Joseph Patrich provides a great survey of what we know about Caesarea Maritima from archaeological excavations.

Ferrell Jenkins has written a couple of illustrated posts on Saint Catherine’s Monastery in the Sinai Peninsula.

The IAA has more information about the Byzantine prayer box discovered in the City of David (aka “Walls around Jerusalem” National Park).

The West Semitic Research Project has made three RTI images available to BAR readers to view without requiring registration. (Background here.)

Wayne Stiles transports his readers to the Mount of Beatitudes in the spring.

You can now register for the 2012 season at Gath.
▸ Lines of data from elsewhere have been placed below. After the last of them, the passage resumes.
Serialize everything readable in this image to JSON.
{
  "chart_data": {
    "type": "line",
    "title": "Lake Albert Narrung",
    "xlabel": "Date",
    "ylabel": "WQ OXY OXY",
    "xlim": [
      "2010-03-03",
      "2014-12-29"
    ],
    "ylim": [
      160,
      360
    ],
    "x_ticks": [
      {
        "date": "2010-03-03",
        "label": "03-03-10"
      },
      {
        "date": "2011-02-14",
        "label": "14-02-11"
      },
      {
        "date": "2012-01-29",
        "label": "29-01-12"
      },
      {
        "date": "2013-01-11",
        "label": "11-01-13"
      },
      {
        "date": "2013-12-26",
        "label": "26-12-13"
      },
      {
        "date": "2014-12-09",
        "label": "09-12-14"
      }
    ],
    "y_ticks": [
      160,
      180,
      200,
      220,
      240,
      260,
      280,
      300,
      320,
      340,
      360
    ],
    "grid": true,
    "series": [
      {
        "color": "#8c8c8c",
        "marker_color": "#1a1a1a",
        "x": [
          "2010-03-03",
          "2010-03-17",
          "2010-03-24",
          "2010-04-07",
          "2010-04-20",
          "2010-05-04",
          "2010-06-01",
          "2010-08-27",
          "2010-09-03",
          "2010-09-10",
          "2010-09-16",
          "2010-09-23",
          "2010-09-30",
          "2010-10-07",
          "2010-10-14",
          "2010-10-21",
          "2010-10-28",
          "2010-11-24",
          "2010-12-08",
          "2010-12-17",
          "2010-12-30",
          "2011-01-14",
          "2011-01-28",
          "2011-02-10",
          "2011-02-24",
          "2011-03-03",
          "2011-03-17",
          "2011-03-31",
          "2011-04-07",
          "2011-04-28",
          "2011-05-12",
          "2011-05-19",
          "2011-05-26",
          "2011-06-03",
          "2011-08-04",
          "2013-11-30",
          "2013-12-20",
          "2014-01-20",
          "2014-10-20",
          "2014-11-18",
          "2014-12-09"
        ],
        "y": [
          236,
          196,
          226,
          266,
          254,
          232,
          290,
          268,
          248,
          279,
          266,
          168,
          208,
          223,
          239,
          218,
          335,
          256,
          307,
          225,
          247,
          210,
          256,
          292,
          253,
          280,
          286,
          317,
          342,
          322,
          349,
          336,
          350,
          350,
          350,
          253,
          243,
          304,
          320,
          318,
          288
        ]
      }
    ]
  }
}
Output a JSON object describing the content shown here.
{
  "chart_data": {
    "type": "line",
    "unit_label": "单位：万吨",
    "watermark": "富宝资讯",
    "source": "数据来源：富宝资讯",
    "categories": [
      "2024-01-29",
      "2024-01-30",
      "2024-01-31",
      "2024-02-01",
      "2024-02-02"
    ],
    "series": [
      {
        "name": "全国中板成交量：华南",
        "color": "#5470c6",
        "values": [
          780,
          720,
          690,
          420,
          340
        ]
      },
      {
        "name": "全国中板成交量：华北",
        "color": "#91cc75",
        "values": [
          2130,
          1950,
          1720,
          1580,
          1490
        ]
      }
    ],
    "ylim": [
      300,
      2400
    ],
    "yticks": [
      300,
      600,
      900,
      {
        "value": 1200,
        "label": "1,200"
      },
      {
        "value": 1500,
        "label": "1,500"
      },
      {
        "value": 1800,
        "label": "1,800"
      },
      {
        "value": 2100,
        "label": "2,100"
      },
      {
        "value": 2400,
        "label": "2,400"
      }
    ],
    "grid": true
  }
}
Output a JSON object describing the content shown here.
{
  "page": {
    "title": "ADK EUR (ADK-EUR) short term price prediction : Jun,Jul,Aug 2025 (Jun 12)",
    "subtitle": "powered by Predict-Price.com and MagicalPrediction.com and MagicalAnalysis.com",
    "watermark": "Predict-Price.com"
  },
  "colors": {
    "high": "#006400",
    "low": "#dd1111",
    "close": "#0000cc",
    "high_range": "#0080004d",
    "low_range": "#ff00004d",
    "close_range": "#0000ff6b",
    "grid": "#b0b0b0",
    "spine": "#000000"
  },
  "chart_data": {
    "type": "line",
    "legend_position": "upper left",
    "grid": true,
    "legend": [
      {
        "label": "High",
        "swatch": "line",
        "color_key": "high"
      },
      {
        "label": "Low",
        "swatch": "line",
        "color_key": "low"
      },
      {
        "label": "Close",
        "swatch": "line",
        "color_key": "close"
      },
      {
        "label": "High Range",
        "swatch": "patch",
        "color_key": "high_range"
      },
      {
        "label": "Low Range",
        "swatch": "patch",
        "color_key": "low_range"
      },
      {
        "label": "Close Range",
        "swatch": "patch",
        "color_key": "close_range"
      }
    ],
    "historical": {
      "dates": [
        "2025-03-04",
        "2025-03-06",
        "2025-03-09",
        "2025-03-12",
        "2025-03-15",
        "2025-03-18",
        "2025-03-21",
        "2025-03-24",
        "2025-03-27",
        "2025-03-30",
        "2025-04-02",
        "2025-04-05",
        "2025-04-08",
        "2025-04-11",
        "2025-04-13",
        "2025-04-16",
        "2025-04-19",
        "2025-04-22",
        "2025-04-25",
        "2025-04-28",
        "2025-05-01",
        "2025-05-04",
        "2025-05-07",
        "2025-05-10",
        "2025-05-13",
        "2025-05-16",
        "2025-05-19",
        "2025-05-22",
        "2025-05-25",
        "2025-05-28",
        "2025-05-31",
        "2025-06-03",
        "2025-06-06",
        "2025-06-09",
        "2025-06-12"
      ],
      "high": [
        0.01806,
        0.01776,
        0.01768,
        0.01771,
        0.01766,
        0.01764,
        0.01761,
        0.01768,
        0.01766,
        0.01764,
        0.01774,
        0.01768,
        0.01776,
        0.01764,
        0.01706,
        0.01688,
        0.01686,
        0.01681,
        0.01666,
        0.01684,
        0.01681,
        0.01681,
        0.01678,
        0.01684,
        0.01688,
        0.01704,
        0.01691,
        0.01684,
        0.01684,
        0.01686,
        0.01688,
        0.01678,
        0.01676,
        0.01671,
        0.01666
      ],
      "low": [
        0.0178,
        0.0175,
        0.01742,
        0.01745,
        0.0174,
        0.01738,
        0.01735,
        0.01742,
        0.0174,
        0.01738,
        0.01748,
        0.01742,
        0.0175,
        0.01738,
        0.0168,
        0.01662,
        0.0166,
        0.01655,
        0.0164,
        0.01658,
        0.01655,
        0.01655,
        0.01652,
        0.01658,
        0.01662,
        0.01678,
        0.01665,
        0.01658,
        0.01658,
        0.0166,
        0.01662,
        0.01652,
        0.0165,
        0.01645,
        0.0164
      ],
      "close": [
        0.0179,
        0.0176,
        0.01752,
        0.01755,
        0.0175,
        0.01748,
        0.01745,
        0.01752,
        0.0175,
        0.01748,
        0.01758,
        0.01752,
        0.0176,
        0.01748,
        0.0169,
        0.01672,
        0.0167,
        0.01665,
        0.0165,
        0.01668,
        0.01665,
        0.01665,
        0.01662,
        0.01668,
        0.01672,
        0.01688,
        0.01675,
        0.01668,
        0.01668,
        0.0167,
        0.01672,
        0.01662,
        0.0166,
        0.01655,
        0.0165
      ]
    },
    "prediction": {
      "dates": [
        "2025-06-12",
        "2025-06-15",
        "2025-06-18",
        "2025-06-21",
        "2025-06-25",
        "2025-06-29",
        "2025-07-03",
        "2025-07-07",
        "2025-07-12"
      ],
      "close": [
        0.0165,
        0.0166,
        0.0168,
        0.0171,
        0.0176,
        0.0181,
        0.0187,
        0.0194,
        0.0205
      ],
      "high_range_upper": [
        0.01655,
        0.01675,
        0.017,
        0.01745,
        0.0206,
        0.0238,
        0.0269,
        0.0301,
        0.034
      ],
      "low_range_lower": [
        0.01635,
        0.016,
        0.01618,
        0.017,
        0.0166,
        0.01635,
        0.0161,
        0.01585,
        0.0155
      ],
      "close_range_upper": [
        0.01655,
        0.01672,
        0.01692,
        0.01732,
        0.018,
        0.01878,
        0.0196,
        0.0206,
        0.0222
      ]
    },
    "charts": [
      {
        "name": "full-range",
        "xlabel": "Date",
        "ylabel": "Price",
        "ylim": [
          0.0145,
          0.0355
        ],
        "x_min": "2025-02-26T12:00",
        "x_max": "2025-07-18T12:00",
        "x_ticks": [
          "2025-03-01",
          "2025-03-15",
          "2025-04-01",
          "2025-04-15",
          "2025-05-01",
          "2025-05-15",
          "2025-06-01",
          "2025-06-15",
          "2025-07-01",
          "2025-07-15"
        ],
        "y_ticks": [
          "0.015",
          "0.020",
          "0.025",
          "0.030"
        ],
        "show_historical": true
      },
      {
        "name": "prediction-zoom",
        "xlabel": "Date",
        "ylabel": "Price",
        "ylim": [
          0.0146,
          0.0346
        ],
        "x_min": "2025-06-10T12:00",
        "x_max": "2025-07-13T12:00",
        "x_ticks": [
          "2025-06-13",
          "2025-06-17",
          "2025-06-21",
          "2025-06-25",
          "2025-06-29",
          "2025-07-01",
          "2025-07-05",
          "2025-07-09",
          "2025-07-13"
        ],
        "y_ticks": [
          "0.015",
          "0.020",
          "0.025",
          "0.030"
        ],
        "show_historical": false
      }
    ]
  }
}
This is one of the most popular excavations in the world.

The ancient mikveh discovered near Zorah is the subject of a 1.5 minute video at the Jerusalem Post.

A bill submitted to Israel’s parliament “aims to preserve the Dead Sea and its internationally treasured natural resources, maintain the salty waters for the benefit of the next generation, curb the plunging water levels of the northern basin and determine new terms of management for the region, which will provide for continued reasonable extraction of minerals while protecting the ecosystems and biodiversity.”

Israel’s Knesset has refused to declassify the Temple Mount Report. “Shin Bet officials argued the report should remain confidential on the grounds its contents were sensitive and its publication could result in confrontations and geopolitical changes at the site.”

A scholar claims that the number of ancient stone wheels visible only from the sky may number more than a million. Google Earth is now being used to identify these throughout Syria, Jordan, and Saudi Arabia.

Iraq has budgeted $8.5 million to develop the infrastructure at the ancient city of Babylon.